Persistent storage can be used for:

  • horizontal scaling of a pod, so that the multiple replicas have access to common data, such as a cache
  • different pods of a microservice application, giving those pods a common source of truth for whatever data they might need
  • data that needs to survive a pod that crashes and restarts
  • a database for your distributed application, such as Postgres, MySQL, SQLite, or others
  • a document store
  • a persistent cache, which might be used with our Varnish Cache tutorial
  • a KV store
  • an object store, such as MinIO

How it Works

Persistent volumes are managed by standard Kubernetes tooling, such as kubectl or .yaml files that contain the required fields and object specification.

Persistent volumes in CloudFlow are created dynamically as a result of a claim: when your deployment to CloudFlow includes a Persistent Volume Claim, then a persistent volume is created dynamically. Then your pod mounts a volume with that claim to gain access to the data.

The claim may fail if resouces are not available. And writes to the volume can fail if you exceed the capacity.

Managing Data Between Locations

Persistent volumes are created within a cluster, within a CloudFlow location. Note that a persistent volume does not relocate with your project when CloudFlow moves it due to changes in traffic.

Strategies for sharing data between locations include configuring replication to occur between persistent volumes residing in different locations.

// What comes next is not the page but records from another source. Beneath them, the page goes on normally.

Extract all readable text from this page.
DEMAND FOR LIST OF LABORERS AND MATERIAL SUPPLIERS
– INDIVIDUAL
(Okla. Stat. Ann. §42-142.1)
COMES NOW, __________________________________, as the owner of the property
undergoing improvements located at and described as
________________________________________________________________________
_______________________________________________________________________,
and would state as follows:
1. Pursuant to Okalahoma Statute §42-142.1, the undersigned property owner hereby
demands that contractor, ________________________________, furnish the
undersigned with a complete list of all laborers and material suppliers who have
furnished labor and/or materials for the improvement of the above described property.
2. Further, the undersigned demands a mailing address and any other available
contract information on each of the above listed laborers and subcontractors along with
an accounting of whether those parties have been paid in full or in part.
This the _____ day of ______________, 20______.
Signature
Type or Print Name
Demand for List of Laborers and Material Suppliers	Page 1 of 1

We have a guide that explains how you can set this up (coming). You might choose to use a static location configuration for your project and then replicate data between them in order to provide a globally-distributed persistent data.

Strategies for making your persistent data available in new locations as CloudFlow creates them include the idea of continuously streaming changes to AWS S3, Azure Blob Storage, etc. Litestream.io supports this idea for SQLite, allowing you to quickly restore data when your project becomes live in a new location.

Note

CloudFlow provisions the volume as resources allow. But the application developer is responsible for replication, data backup, disaster recovery, compliance and cryptographic requirements, and disk destruction.